Впрочем, и ту, в которой выросла она, воспроизводить ей ничуть не хотелось.

Ее будущая семья, верила Глория, выберет средний путь. Не такой ухабистый, как пройденный ею, но и не такой нормальный, как у Оберли.

– Вообще-то, – сказала Глория, – я в нашу контору иду.

– Голубка. – Барб взяла ее за руку, словно собираясь объяснить бедняжке, откуда берутся дети. – Сегодня никто работать не будет. Мы только что пережили землетрясение.

– Я знаю.

– А и не было бы его, нельзя же приходить на работу в пять утра.

– Я знаю, Барб.

– А если бы такое время и годилось для работы – ты разве не в отпуске всю эту неделю?

– Я хочу убедиться, что там все в порядке. Статуэтки Карла…

Ответом ей стала ухмылка Барб.

– Карл любит их, – сказала Глория. – Если они разбились… да и вообще, там, наверное, полный кавардак.

– Нормальное дело во время стихийного бедствия. Полный кавардак.

– Мне все равно заняться больше нечем, – сказала Глория.

Барб пожала плечами:

– Тебе следует стать президентом.

– Компании?

– Соединенных Штатов. В городе никто, кроме тебя, на работу сейчас не идет. Подобное трудолюбие не помешало бы избираемым нами лидерам.

– Но это же важно. Для Карла.

– Ну еще бы.

Глория полагала, что намерения у Барб самые добрые: она помогает подруге «не стоять на месте» – или как там это называется в «Редбуке»?[2] Но Глорию это злило ужасно. Ничего такого, что ей следовало бы «преодолеть в себе», у нее не было.
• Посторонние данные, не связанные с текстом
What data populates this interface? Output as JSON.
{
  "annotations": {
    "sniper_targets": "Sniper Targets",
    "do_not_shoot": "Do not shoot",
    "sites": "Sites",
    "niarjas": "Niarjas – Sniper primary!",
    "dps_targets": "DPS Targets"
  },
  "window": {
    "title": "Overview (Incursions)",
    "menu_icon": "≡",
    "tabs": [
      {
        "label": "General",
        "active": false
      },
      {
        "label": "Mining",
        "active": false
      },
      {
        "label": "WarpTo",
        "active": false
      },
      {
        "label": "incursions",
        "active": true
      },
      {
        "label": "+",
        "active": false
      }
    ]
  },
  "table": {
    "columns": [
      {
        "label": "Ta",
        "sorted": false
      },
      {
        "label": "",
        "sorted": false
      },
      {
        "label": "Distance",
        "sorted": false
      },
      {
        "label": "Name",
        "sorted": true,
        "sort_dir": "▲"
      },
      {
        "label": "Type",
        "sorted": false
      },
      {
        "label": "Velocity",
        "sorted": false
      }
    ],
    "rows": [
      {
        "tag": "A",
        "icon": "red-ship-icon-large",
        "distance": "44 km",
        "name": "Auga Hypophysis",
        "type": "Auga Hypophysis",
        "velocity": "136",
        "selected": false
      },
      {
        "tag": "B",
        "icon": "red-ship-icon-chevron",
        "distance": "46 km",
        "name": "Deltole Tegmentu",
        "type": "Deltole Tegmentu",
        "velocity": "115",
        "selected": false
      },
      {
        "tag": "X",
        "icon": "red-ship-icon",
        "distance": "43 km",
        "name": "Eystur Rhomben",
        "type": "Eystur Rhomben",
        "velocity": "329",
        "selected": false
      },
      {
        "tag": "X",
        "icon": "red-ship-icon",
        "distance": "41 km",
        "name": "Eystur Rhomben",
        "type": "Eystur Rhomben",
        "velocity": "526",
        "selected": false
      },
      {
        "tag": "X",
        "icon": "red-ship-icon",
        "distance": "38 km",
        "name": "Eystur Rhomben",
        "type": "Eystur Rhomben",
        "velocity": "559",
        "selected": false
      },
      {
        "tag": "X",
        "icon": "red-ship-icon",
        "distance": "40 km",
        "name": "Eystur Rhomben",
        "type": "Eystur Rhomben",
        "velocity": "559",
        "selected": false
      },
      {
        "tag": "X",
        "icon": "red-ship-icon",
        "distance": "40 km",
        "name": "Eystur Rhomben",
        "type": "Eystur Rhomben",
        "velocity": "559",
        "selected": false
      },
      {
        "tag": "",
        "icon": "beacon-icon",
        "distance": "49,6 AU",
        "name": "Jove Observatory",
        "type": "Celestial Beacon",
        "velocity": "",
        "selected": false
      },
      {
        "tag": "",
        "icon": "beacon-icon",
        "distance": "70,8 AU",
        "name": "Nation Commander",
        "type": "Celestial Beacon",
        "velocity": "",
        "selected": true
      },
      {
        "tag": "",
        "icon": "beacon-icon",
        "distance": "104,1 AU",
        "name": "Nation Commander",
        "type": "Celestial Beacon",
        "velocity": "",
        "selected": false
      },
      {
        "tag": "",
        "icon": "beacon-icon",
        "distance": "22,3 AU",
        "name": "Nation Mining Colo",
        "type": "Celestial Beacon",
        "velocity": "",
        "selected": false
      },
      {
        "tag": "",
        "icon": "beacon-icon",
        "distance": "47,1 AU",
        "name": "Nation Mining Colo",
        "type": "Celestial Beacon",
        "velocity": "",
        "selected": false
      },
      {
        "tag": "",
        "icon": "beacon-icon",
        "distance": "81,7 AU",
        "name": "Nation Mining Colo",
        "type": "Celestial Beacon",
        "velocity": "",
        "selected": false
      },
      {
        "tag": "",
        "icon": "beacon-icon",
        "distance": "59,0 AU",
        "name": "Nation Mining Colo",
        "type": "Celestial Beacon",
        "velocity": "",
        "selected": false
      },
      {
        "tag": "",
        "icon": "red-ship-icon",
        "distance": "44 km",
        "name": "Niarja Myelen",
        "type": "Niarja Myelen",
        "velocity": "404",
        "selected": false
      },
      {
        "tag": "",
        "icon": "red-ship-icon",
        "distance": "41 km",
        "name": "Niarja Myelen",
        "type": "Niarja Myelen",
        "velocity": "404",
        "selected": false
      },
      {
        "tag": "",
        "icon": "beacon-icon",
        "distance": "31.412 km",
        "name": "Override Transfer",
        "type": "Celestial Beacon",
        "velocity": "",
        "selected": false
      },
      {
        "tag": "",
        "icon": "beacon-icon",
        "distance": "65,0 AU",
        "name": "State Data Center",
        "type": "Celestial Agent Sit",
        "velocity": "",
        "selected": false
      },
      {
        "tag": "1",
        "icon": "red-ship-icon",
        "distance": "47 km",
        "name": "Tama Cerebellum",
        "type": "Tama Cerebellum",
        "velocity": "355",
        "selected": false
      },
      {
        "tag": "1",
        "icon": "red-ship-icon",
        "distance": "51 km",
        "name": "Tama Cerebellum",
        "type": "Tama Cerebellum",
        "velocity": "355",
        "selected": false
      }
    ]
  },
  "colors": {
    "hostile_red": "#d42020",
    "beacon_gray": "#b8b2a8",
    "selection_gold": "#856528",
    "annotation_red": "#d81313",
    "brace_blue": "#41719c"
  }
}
Была возможность, а возможности следует принимать с открытыми объятиями.

– Он в Мексике, – сказала Глория.

– Там он в большей безопасности, чем здесь. – Барб встала, подошла к холодильнику и принялась наводить порядок среди расползшихся по его дверце магнитиков с зажимами для бумаг. – Один поехал?

– Да.

– А ты, стало быть, преследовать его по пятам не захотела, верно?

– Ты нынче не в духе, – сказала Глория.

Барб выпрямилась, держа в руке табель успеваемости сына.

– Ну, сейчас пять утра, нас только что тряхануло. Впрочем, ты права. Я лезу не в свои дела.

– Вот и не лезь, пожалуйста, ладно?

Они обернулись на шлепки босых ног.

– Мам… о, привет.

Присутствие Глории Джейсона ничуть, похоже, не удивило. Пламя свечей отражалось в его чумазых очках. Одет он был в одни трусы. Грудь у мальчика была немного впалая – подарок от родни со стороны Кении. Раздетым Джейсон выглядел младше своих девяти лет; одевшись, обретал такую профессорскую уверенность в себе, что Глории начинало казаться: еще немного, и он получит в каком-нибудь университете пожизненный пост.

– Лампа разбилась, – сообщил он Барб.

– Какая?

– В кабинете.

– Я же сказала тебе, Джейсон, не заходи в кабинет. Там стекло может быть на полу.

– Там и есть стекло, – терпеливо объяснил Джейсон. – Потому что лампа разбилась.

Барб посмотрела на Глорию: «Видишь?»

– Закрой дверь и не суйся туда. И обуйся. И закончи приборку в твоей комнате.

– Я закончил. Можно я теперь с «Плейстейшн» поиграю?

– Электричества же нет.

– Ну, я все-таки попробую, можно?

Барб кивнула, и Джейсон удалился, на ходу почесывая плечо.

– Спит еще наполовину, – сказала Глория.

– Да. – Барб взглянула ей в глаза и мягко сказала: – Насчет Карла. Я ничего такого в виду не имела. Просто выглядит это странно, вот и все. Бежишь в офис мужчины, как будто ты его…

Она не закончила, и Глории захотелось подсказать: «Жена? Рабыня?»

– В конце концов, на дворе уже девяностые, – сказала Барб.

– Уже нет.

– Да знаю. Просто «девяностые» произносить легче, чем «двухтысячные». А кроме того… – Барб вздохнула, – мне хочется, чтобы все еще были девяностые.

– Не понимаю, какое отношение это имеет к тому, что я иду в его офис.